Alert fatigue is the primary failure mode when monitoring GPU metrics. If the system alerts on every metric change, the operations team ignores the alerts. The dcgm-exporter exposes metrics for every clock domain, every fan speed, and every power rail. Most of these are not actionable. A fan speed change is usually automatic and self-correcting. Alerting on it creates noise.

Another failure mode is misinterpreting node readiness. The Kubernetes node status does not include a GPU not ready condition. The standard conditions are Ready, MemoryPressure, DiskPressure, and PIDPressure. GPU readiness is determined by the status.capacity.nvidia.com/gpu field. If this field is zero, the node cannot schedule GPU pods. If the DCGM Exporter fails to scrape the GPU, the capacity remains zero, but the node status remains Ready. The pod will stay Pending. The operator must check the exporter logs, not the node conditions, to diagnose this.

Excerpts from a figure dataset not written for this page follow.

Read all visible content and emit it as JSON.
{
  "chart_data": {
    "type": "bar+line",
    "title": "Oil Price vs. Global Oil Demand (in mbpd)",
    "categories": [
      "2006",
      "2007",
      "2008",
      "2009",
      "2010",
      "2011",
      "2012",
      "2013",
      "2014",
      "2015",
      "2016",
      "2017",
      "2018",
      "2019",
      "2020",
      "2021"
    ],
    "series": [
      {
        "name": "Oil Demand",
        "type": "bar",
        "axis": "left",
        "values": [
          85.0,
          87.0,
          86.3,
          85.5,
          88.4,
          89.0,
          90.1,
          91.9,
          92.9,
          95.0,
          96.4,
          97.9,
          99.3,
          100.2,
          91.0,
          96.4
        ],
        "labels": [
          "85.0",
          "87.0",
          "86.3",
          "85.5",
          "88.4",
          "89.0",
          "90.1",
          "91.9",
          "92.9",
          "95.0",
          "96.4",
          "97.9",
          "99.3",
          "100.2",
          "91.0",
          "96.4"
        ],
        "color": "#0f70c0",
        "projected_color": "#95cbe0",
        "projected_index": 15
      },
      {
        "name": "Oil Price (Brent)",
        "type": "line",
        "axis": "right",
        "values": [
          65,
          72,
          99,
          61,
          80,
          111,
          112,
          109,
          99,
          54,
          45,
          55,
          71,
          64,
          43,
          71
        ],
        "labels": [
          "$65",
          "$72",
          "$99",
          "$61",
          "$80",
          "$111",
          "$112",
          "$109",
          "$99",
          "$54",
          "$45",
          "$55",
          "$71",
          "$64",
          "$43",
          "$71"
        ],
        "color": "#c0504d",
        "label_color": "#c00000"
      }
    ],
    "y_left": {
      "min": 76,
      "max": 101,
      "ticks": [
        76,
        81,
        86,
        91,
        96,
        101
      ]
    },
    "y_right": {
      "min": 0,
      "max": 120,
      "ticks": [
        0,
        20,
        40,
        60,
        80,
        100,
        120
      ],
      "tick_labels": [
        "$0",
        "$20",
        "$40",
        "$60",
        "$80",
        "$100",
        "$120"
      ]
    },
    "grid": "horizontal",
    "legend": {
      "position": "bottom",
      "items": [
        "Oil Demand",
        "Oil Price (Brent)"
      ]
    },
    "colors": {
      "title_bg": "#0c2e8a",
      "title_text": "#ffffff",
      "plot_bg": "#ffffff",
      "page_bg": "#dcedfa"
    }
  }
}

A third failure mode is confusing utilization with occupancy. DCGM_FI_DEV_GPU_UTIL measures time during which at least one kernel was active. DCGM_FI_DEV_SM_OCCUPANCY measures the percentage of active streaming multiprocessors. A workload can have high utilization but low occupancy if it is memory-bound. The GPU is waiting for data, not computing. Relying solely on utilization metrics can lead to incorrect scaling decisions. If utilization is low but latency is high, the bottleneck is memory bandwidth, not compute power. Scaling up the cluster will not fix the latency.

Decision frame

The next time a GPU pod stays Pending or a node shows high latency, the question is not “is the GPU broken.” It is “which metric tells me the GPU is waiting.” Check DCGM_FI_DEV_GPU_UTIL first. If it is low, check DCGM_FI_DEV_FB_USED for memory saturation. If memory is free, check DCGM_FI_DEV_CLOCKS_THROTTLE_REASONS for thermal limits. The signal is in the rate of change, not the absolute value. A sudden spike in DCGM_FI_DEV_XID_ERRORS requires a node drain. A gradual rise in temperature requires a cooling audit. The metric names are fixed, but the operational response depends on the trend.